Before answering that, we should probably admit that working in a 10,000-dimensional space is actually infeasible: we would suffer from the so-called "curse of dimensionality," wherein the amount of data needed to achieve a precise statistical result generally grows exponentially with dimension. But all is not lost, because we wouldn't want to work in such a large space anyway, if we can avoid it.  We expect that galaxies "live" in some subset of that space, perhaps one of much lower dimensionality. For instance, all the galaxies might inhabit a line or curve running through our large space, or perhaps a plane. We don't expect the space in which the data live to be quite so low dimensional, but it may not be much more complicated than that. The "noisy spiral": these data live along a one-dimensional spiral embedded in a two-dimensional space, much like we expect galaxies to inhabit a low-dimensional subset of the high-dimensional space defined by image pixels.  From Lafon & Lee (2006).
There are various flavors of "dimension reduction" techniques that we astrostatisticians use frequently. Some are relatively familiar to astronomers, like principal components analysis, and others less so. Here we'll concentrate on one familiar to galaxy morphologists: using summary statistics. A summary statistic is simply a mapping from data values to a number, with the most familiar one being the mean, or average, of all the values in a dataset. A number of statistics have been developed for summarizing galaxy images in a way that retains important morphological information. (For instance, in Freeman et al.  (2013), we propose three new summary statistics that are useful for detecting disturbed morphologies, which the reader can think of as separating those galaxies with clumpy profiles from those that appear smooth.)
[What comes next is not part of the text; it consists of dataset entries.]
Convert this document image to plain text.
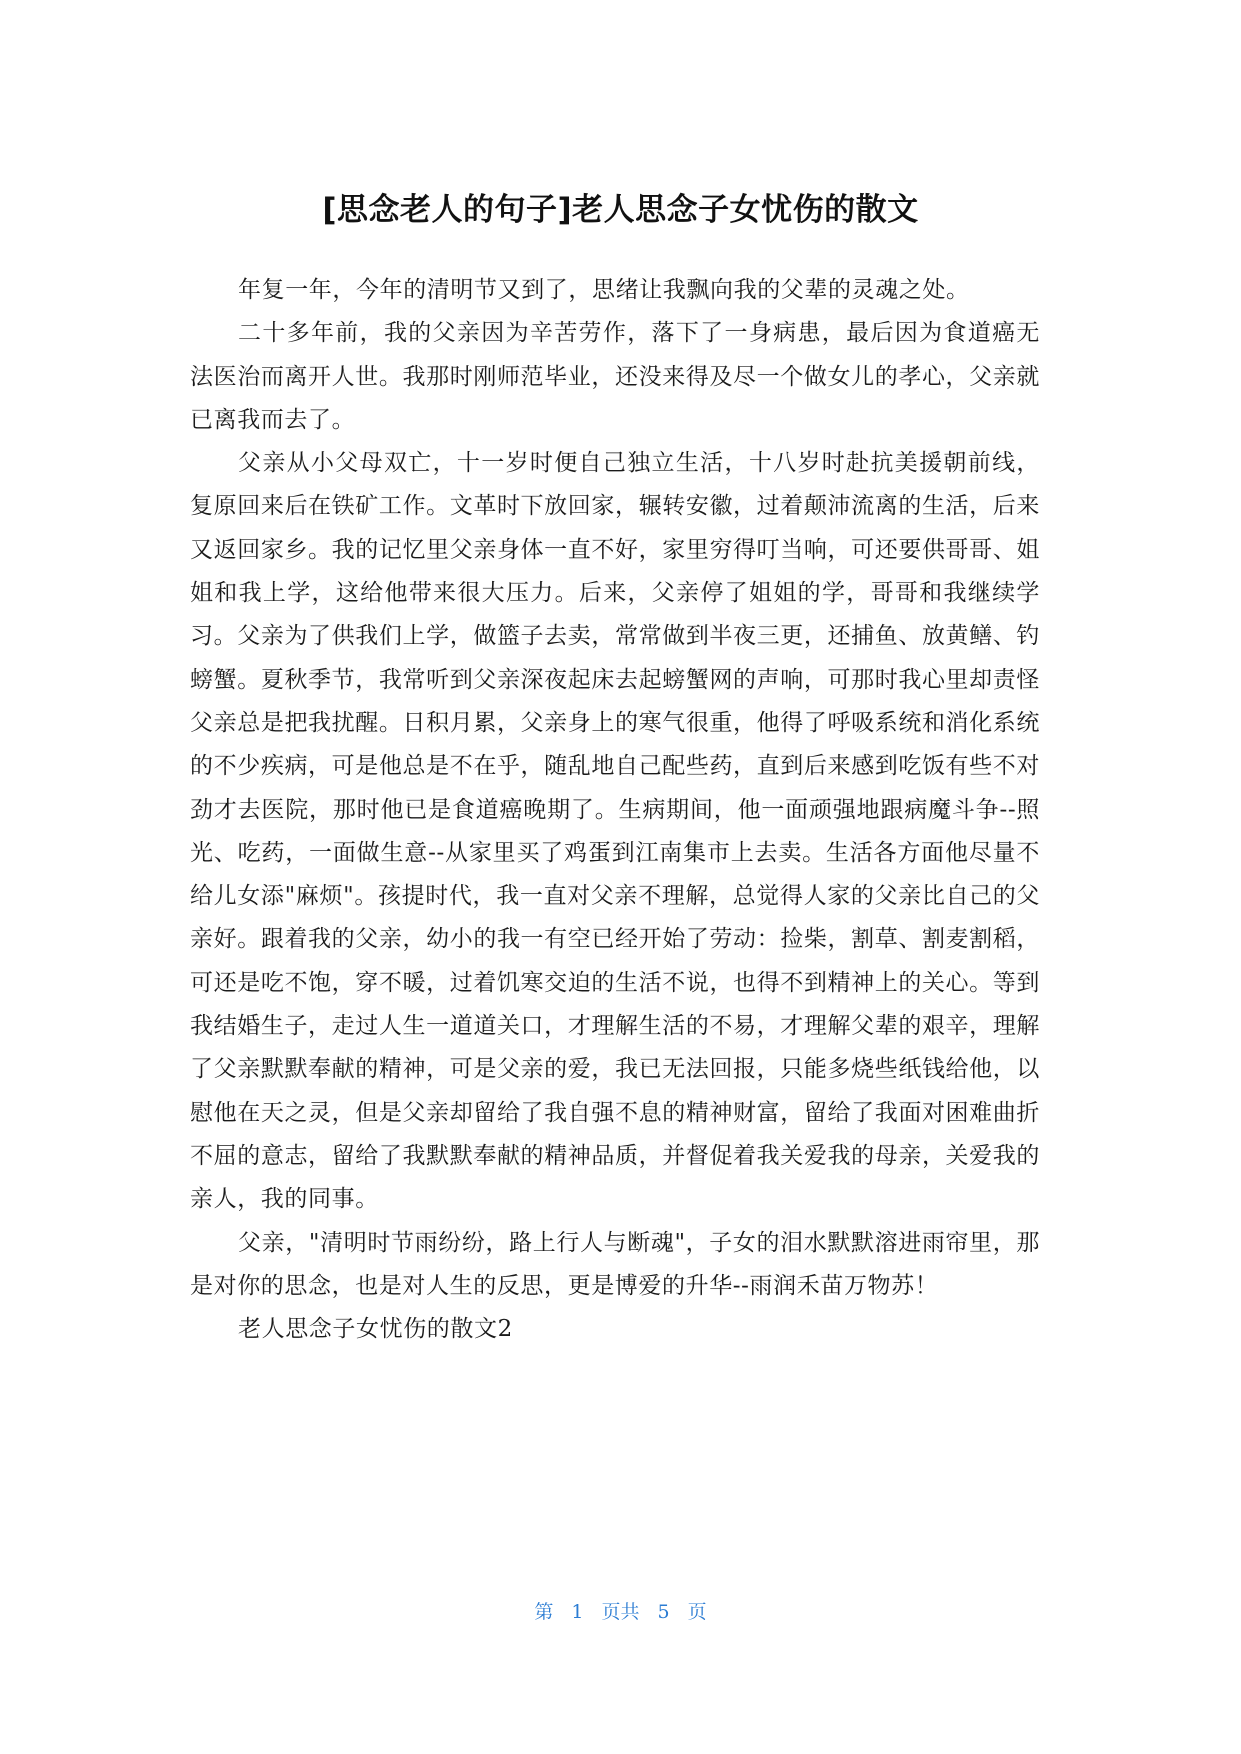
[思念老人的句子]老人思念子女忧伤的散文

年复一年，今年的清明节又到了，思绪让我飘向我的父辈的灵魂之处。

二十多年前，我的父亲因为辛苦劳作，落下了一身病患，最后因为食道癌无法医治而离开人世。我那时刚师范毕业，还没来得及尽一个做女儿的孝心，父亲就已离我而去了。

父亲从小父母双亡，十一岁时便自己独立生活，十八岁时赴抗美援朝前线，复原回来后在铁矿工作。文革时下放回家，辗转安徽，过着颠沛流离的生活，后来又返回家乡。我的记忆里父亲身体一直不好，家里穷得叮当响，可还要供哥哥、姐姐和我上学，这给他带来很大压力。后来，父亲停了姐姐的学，哥哥和我继续学习。父亲为了供我们上学，做篮子去卖，常常做到半夜三更，还捕鱼、放黄鳝、钓螃蟹。夏秋季节，我常听到父亲深夜起床去起螃蟹网的声响，可那时我心里却责怪父亲总是把我扰醒。日积月累，父亲身上的寒气很重，他得了呼吸系统和消化系统的不少疾病，可是他总是不在乎，随乱地自己配些药，直到后来感到吃饭有些不对劲才去医院，那时他已是食道癌晚期了。生病期间，他一面顽强地跟病魔斗争--照光、吃药，一面做生意--从家里买了鸡蛋到江南集市上去卖。生活各方面他尽量不给儿女添"麻烦"。孩提时代，我一直对父亲不理解，总觉得人家的父亲比自己的父亲好。跟着我的父亲，幼小的我一有空已经开始了劳动：捡柴，割草、割麦割稻，可还是吃不饱，穿不暖，过着饥寒交迫的生活不说，也得不到精神上的关心。等到我结婚生子，走过人生一道道关口，才理解生活的不易，才理解父辈的艰辛，理解了父亲默默奉献的精神，可是父亲的爱，我已无法回报，只能多烧些纸钱给他，以慰他在天之灵，但是父亲却留给了我自强不息的精神财富，留给了我面对困难曲折不屈的意志，留给了我默默奉献的精神品质，并督促着我关爱我的母亲，关爱我的亲人，我的同事。

父亲，"清明时节雨纷纷，路上行人与断魂"，子女的泪水默默溶进雨帘里，那是对你的思念，也是对人生的反思，更是博爱的升华--雨润禾苗万物苏！

老人思念子女忧伤的散文2

第 1 页共 5 页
So, let's assume that we have summarized all of our simulated and observed images with some number of these oft-used statistics. Now, instead of two sets of points in a 10,000-dimensional space, we might have two sets in, e.g., an eight-dimensional space. That's more like it...but what do we do now?

One answer to this question involves the statistical concept of density. A probability density function, or pdf, is the probability of sampling a datum, per unit (multi-dimensional) volume. For instance, there is a pdf from which human heights are sampled: we can compute the probability of sampling a height between 66 and 68 inches by integrating this pdf over the range (66,68), and we would find that that probability is much larger than the probability of sampling a height, for instance, between 80 and 82 inches. To compare our sets of points, we could estimate the pdfs for each, then compute some metric that encapsulates how different the two pdfs are. Or even simpler, we could utilize work by my colleagues Ann Lee and Rafael Izbicki and base our metric on the ratio of pdfs at each cluster point, which can be estimated simply without knowing the pdfs themselves. We don't know yet what the optimal method will be, both statistically and in terms of computational feasibility. It's an open question, which is the kind of question statistics researchers like best!

So check back in a few years: maybe by then our group here at CMU, or some other group, will have solved the problem of making statistical inferences in an effective manner using galaxy images. Hopefully it will happen, and if it does, don't worry that astrostatisticians like me will be left with nothing to do. The great thing about astronomy is that there shiny objects everywhere that can grab an astrostatistician's attention. There will always be more data to analyze, and with these data there will always be more statistical problems to solve.